Health Care

Poll: Many insured people have trouble paying medical bills

Even many people with health insurance have problems paying medical bills, according to a new survey. 

{mosads}The survey from the Kaiser Family Foundation and The New York Times finds that 20 percent of people with health insurance say they or someone in their household had problems paying medical bills in the last year. 

That figure is significantly less than the 53 percent of uninsured people who had problems paying medical bills, but it shows that even people with insurance are not completely out of the woods. 

“As the nation moves beyond the debate over the Affordable Care Act, issues of health care costs and affordability like those highlighted by this survey are likely to play a prominent role in health policy discussions,” the Kaiser study authors write.  

One of the reasons is high deductibles — the amount that someone has to pay before insurance kicks in. 

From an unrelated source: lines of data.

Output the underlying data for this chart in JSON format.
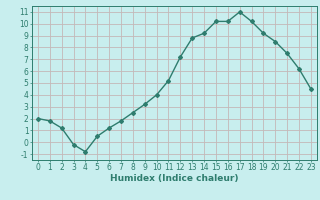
{
  "x": [
    0,
    1,
    2,
    3,
    4,
    5,
    6,
    7,
    8,
    9,
    10,
    11,
    12,
    13,
    14,
    15,
    16,
    17,
    18,
    19,
    20,
    21,
    22,
    23
  ],
  "y": [
    2.0,
    1.8,
    1.2,
    -0.2,
    -0.8,
    0.5,
    1.2,
    1.8,
    2.5,
    3.2,
    4.0,
    5.2,
    7.2,
    8.8,
    9.2,
    10.2,
    10.2,
    11.0,
    10.2,
    9.2,
    8.5,
    7.5,
    6.2,
    4.5
  ],
  "line_color": "#2e7d6e",
  "bg_color": "#c8eeee",
  "grid_color": "#c4b8b8",
  "xlabel": "Humidex (Indice chaleur)",
  "xlim": [
    -0.5,
    23.5
  ],
  "ylim": [
    -1.5,
    11.5
  ],
  "yticks": [
    -1,
    0,
    1,
    2,
    3,
    4,
    5,
    6,
    7,
    8,
    9,
    10,
    11
  ],
  "xticks": [
    0,
    1,
    2,
    3,
    4,
    5,
    6,
    7,
    8,
    9,
    10,
    11,
    12,
    13,
    14,
    15,
    16,
    17,
    18,
    19,
    20,
    21,
    22,
    23
  ],
  "tick_color": "#2e7d6e",
  "label_fontsize": 6.5,
  "tick_fontsize": 5.5
}
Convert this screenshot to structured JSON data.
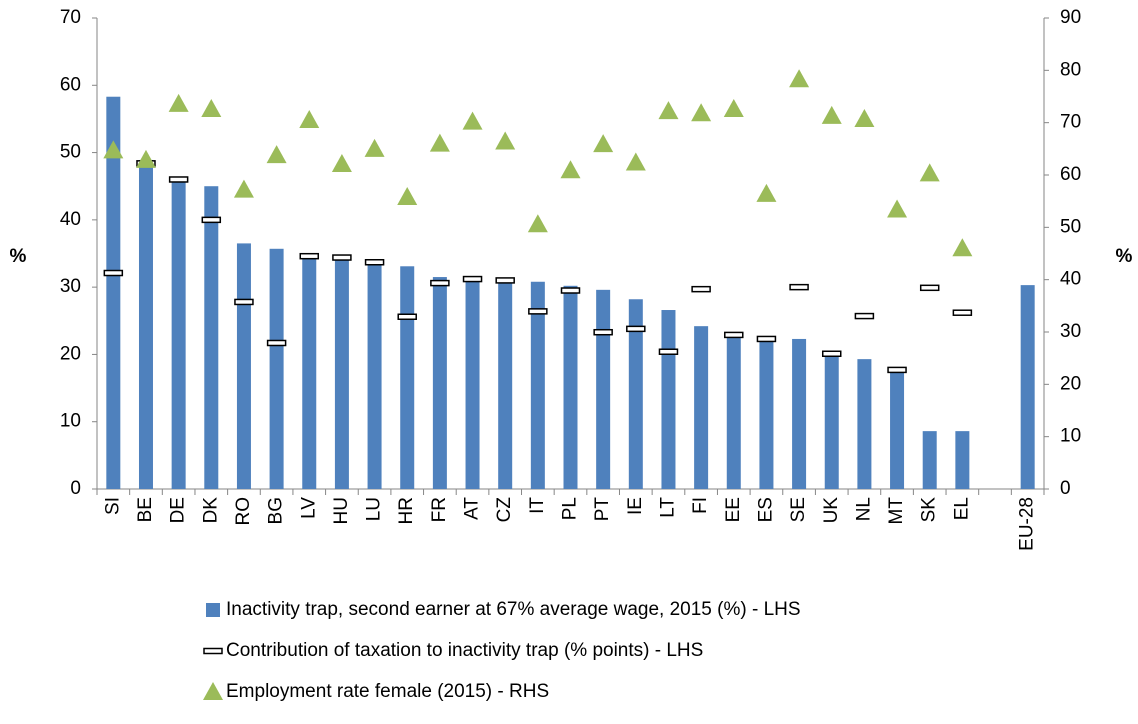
{
  "chart_data": {
    "type": "bar",
    "y_label": "%",
    "y2_label": "%",
    "categories": [
      "SI",
      "BE",
      "DE",
      "DK",
      "RO",
      "BG",
      "LV",
      "HU",
      "LU",
      "HR",
      "FR",
      "AT",
      "CZ",
      "IT",
      "PL",
      "PT",
      "IE",
      "LT",
      "FI",
      "EE",
      "ES",
      "SE",
      "UK",
      "NL",
      "MT",
      "SK",
      "EL",
      null,
      "EU-28"
    ],
    "series": [
      {
        "name": "Inactivity trap, second earner at 67% average wage, 2015 (%) - LHS",
        "mark": "bar",
        "color": "#4f81bd",
        "values": [
          58.3,
          48.9,
          45.9,
          45.0,
          36.5,
          35.7,
          34.6,
          34.3,
          33.7,
          33.1,
          31.5,
          31.2,
          31.1,
          30.8,
          30.2,
          29.6,
          28.2,
          26.6,
          24.2,
          22.7,
          22.1,
          22.3,
          19.9,
          19.3,
          17.5,
          8.6,
          8.6,
          null,
          30.3
        ]
      },
      {
        "name": "Contribution of taxation to inactivity trap (% points) - LHS",
        "mark": "dash",
        "color": "#000000",
        "values": [
          32.1,
          48.4,
          46.0,
          40.0,
          27.8,
          21.7,
          34.6,
          34.4,
          33.7,
          25.6,
          30.6,
          31.2,
          31.0,
          26.4,
          29.5,
          23.3,
          23.8,
          20.4,
          29.7,
          22.9,
          22.3,
          30.0,
          20.1,
          25.7,
          17.7,
          29.9,
          26.2,
          null,
          null
        ]
      },
      {
        "name": "Employment rate female (2015) - RHS",
        "mark": "triangle",
        "color": "#9bbb59",
        "axis": "y2",
        "values": [
          64.7,
          62.9,
          73.6,
          72.6,
          57.2,
          63.8,
          70.5,
          62.1,
          65.0,
          55.8,
          66.0,
          70.2,
          66.4,
          50.6,
          60.9,
          65.9,
          62.4,
          72.2,
          71.8,
          72.6,
          56.4,
          78.3,
          71.3,
          70.7,
          53.4,
          60.3,
          46.0,
          null,
          null
        ]
      }
    ],
    "ylim": [
      0,
      70
    ],
    "yticks": [
      0,
      10,
      20,
      30,
      40,
      50,
      60,
      70
    ],
    "y2lim": [
      0,
      90
    ],
    "y2ticks": [
      0,
      10,
      20,
      30,
      40,
      50,
      60,
      70,
      80,
      90
    ],
    "grid": false
  }
}
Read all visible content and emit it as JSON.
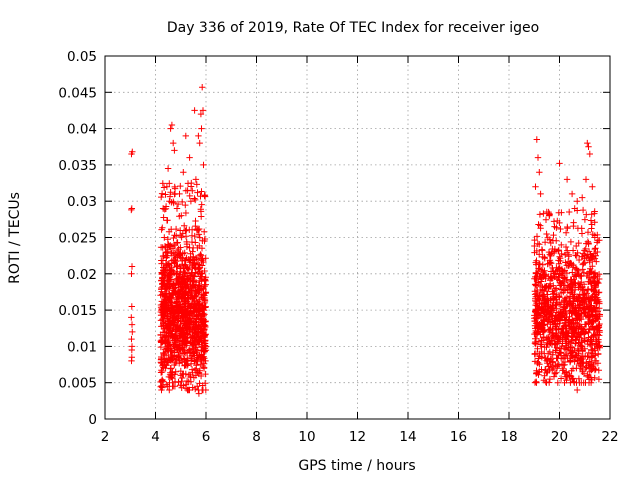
{
  "chart_data": {
    "type": "scatter",
    "title": "Day 336 of 2019, Rate Of TEC Index for receiver igeo",
    "xlabel": "GPS time / hours",
    "ylabel": "ROTI / TECUs",
    "xlim": [
      2,
      22
    ],
    "ylim": [
      0,
      0.05
    ],
    "x_ticks": [
      2,
      4,
      6,
      8,
      10,
      12,
      14,
      16,
      18,
      20,
      22
    ],
    "y_ticks": [
      0,
      0.005,
      0.01,
      0.015,
      0.02,
      0.025,
      0.03,
      0.035,
      0.04,
      0.045,
      0.05
    ],
    "x_tick_labels": [
      "2",
      "4",
      "6",
      "8",
      "10",
      "12",
      "14",
      "16",
      "18",
      "20",
      "22"
    ],
    "y_tick_labels": [
      "0",
      "0.005",
      "0.01",
      "0.015",
      "0.02",
      "0.025",
      "0.03",
      "0.035",
      "0.04",
      "0.045",
      "0.05"
    ],
    "grid": true,
    "marker": "plus",
    "color": "#ff0000",
    "series": [
      {
        "name": "ROTI",
        "points": [
          [
            3.05,
            0.0365
          ],
          [
            3.08,
            0.0368
          ],
          [
            3.06,
            0.029
          ],
          [
            3.04,
            0.0288
          ],
          [
            3.07,
            0.021
          ],
          [
            3.05,
            0.02
          ],
          [
            3.06,
            0.0155
          ],
          [
            3.04,
            0.014
          ],
          [
            3.08,
            0.012
          ],
          [
            3.05,
            0.011
          ],
          [
            3.07,
            0.01
          ],
          [
            3.06,
            0.0085
          ],
          [
            3.05,
            0.008
          ],
          [
            3.07,
            0.013
          ],
          [
            3.06,
            0.0095
          ],
          [
            4.3,
            0.029
          ],
          [
            4.35,
            0.025
          ],
          [
            4.4,
            0.018
          ],
          [
            4.45,
            0.032
          ],
          [
            4.5,
            0.0345
          ],
          [
            4.6,
            0.04
          ],
          [
            4.65,
            0.0405
          ],
          [
            4.7,
            0.038
          ],
          [
            4.75,
            0.037
          ],
          [
            4.55,
            0.03
          ],
          [
            5.2,
            0.039
          ],
          [
            5.35,
            0.036
          ],
          [
            5.55,
            0.0425
          ],
          [
            5.7,
            0.039
          ],
          [
            5.75,
            0.038
          ],
          [
            5.8,
            0.042
          ],
          [
            5.85,
            0.0457
          ],
          [
            5.88,
            0.0425
          ],
          [
            5.82,
            0.04
          ],
          [
            5.9,
            0.035
          ],
          [
            5.6,
            0.033
          ],
          [
            5.4,
            0.03
          ],
          [
            5.1,
            0.034
          ],
          [
            4.95,
            0.031
          ],
          [
            4.85,
            0.029
          ],
          [
            5.45,
            0.0068
          ],
          [
            5.6,
            0.006
          ],
          [
            5.65,
            0.0045
          ],
          [
            5.7,
            0.004
          ],
          [
            5.72,
            0.0035
          ],
          [
            4.8,
            0.0065
          ],
          [
            5.0,
            0.006
          ],
          [
            5.2,
            0.0062
          ],
          [
            4.4,
            0.007
          ],
          [
            4.3,
            0.0075
          ],
          [
            19.1,
            0.0385
          ],
          [
            19.15,
            0.036
          ],
          [
            19.2,
            0.034
          ],
          [
            19.25,
            0.031
          ],
          [
            19.05,
            0.032
          ],
          [
            20.0,
            0.0352
          ],
          [
            20.3,
            0.033
          ],
          [
            20.5,
            0.031
          ],
          [
            20.6,
            0.029
          ],
          [
            20.7,
            0.03
          ],
          [
            21.1,
            0.038
          ],
          [
            21.15,
            0.0375
          ],
          [
            21.2,
            0.0365
          ],
          [
            21.05,
            0.033
          ],
          [
            20.9,
            0.0305
          ],
          [
            21.3,
            0.032
          ],
          [
            21.4,
            0.025
          ],
          [
            21.5,
            0.023
          ],
          [
            19.6,
            0.028
          ],
          [
            19.8,
            0.0265
          ],
          [
            20.7,
            0.004
          ],
          [
            20.5,
            0.0055
          ],
          [
            20.4,
            0.006
          ],
          [
            19.9,
            0.007
          ],
          [
            21.2,
            0.0065
          ],
          [
            21.35,
            0.007
          ],
          [
            19.6,
            0.008
          ],
          [
            19.3,
            0.0085
          ],
          [
            21.45,
            0.008
          ],
          [
            20.1,
            0.0075
          ]
        ],
        "clusters": [
          {
            "x_range": [
              4.2,
              6.0
            ],
            "y_range": [
              0.004,
              0.038
            ],
            "y_center": 0.0145,
            "y_spread": 0.0048,
            "count": 1250
          },
          {
            "x_range": [
              19.0,
              21.6
            ],
            "y_range": [
              0.005,
              0.033
            ],
            "y_center": 0.0145,
            "y_spread": 0.0045,
            "count": 1200
          }
        ]
      }
    ]
  }
}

The survey finds that 26 percent of people in high-deductible plans had problems paying bills, more than the 15 percent of people in low-deductible plans. 

High deductibles have emerged as a growing subject of debate. Republicans have criticized ObamaCare plans for their higher deductibles. The average deductible for a “silver” level ObamaCare plan, the most popular, is $2,951, compared to $1,217 in the average employer-sponsored plan, according to the Commonwealth Fund. 

But deductibles in employer-sponsored plans have been growing steadily over the past 10 years as well, more than double their average in 2006, according to the Kaiser Family Foundation. 

Unions and congressional Democratic leaders feared that ObamaCare’s Cadillac tax on high-cost insurance plans would make the problem worse by shifting more out-of-pocket costs onto workers, and they successfully delayed the tax for two years in December. 

Backers of the tax argue that the long-term solution to affordability concerns is to address rising healthcare costs overall, and the tax helps do that. 

Democratic presidenital front-runner Hillary Clinton has also proposed a new tax credit to help people with high out-of-pocket costs, in addition to the financial assistance that ObamaCare already provides. 

Tuesday’s survey finds that the rate of problems paying medical bills is roughly the same, around 20 percent, across employer-sponsored plans, Medicaid and plans people purchase on their own, like in ObamaCare. 

ObamaCare’s coverage expansion also appears to have helped more people pay their medical bills. 

A study from the Urban Institute in May found that the number of adults having trouble paying medical bills declined from 22 percent in September 2013, before ObamaCare took effect, to 17 percent in March 2015. That translates to 9.4 million fewer people having medical bill problems. 

Being a cost-conscious healthcare consumer is also harder than it might seem. Prices for healthcare services are often not clear. About seven in 10 people in Tuesday’s survey said that it was difficult to find information about how much a service cost.